Advancing Biological Imaging and Sensing Using Quantum Technologies

November 21, 2022 @ 2:00 pm – 3:00 pm
Maryland Hall 103
Department of Mechanical Engineering

Advancing Biological Imaging and Sensing Using Quantum Technologies with Warwick Bowen.

Quantum technologies can exponentially accelerate computer simulations and detect signals that would be invisible to other technologies. This provides the potential for wide impact across the biosciences: better modelling of biochemical processes, and better imaging of biological systems. In this talk I will provide an overview of this potential, and how it could create a new field of quantum biotechnology. As an illustrative example, I will then introduce work in my laboratory that uses quantum correlated light to enhance bioimaging. In that work, we demonstrate for the first time that quantum correlations can be used to evade photochemical intrusion on the biological specimen, and therefore to observe biological structures that would be otherwise inaccessible. We achieve this in a coherent Raman microscope, providing chemically-specific information about the cell. Our results represents the first demonstration of absolute quantum advantage in biological microscopy, and we hope will open the door to a bright future for quantum bioimaging.

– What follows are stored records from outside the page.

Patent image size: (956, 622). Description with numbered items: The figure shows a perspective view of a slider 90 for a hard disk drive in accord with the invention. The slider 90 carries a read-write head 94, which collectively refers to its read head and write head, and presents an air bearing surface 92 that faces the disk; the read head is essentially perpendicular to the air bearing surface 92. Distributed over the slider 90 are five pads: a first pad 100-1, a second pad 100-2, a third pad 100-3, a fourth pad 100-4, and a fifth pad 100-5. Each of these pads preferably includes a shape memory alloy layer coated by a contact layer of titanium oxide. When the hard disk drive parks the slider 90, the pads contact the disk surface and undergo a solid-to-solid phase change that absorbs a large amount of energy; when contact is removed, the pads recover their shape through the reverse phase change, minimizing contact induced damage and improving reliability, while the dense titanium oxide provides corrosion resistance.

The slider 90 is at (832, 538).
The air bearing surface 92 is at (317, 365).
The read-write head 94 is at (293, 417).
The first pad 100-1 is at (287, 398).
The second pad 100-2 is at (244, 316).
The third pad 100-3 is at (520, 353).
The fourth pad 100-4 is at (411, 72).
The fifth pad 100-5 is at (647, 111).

Professor Bowen’s research focuses on the implications of quantum science on precision measurement, and applications of quantum measurement in areas ranging from quantum condensed matter physics to the biosciences. He is the Director of the just announced Australian Research Council Centre of Excellence in Quantum Biotechnology. He is also a Fellow of the Australian Institute of Physics, Director of the University of Queensland Precision Technologies Translation Hub, and a Theme Leader of the Australian Centre for Engineered Quantum Systems. Prof Bowen’s research is supported by the Australian Research Council, the US Air Force Office of Scientific Research, Lockheed Martin, the US Army Research Office and the Australian Defence Science and Technology Group.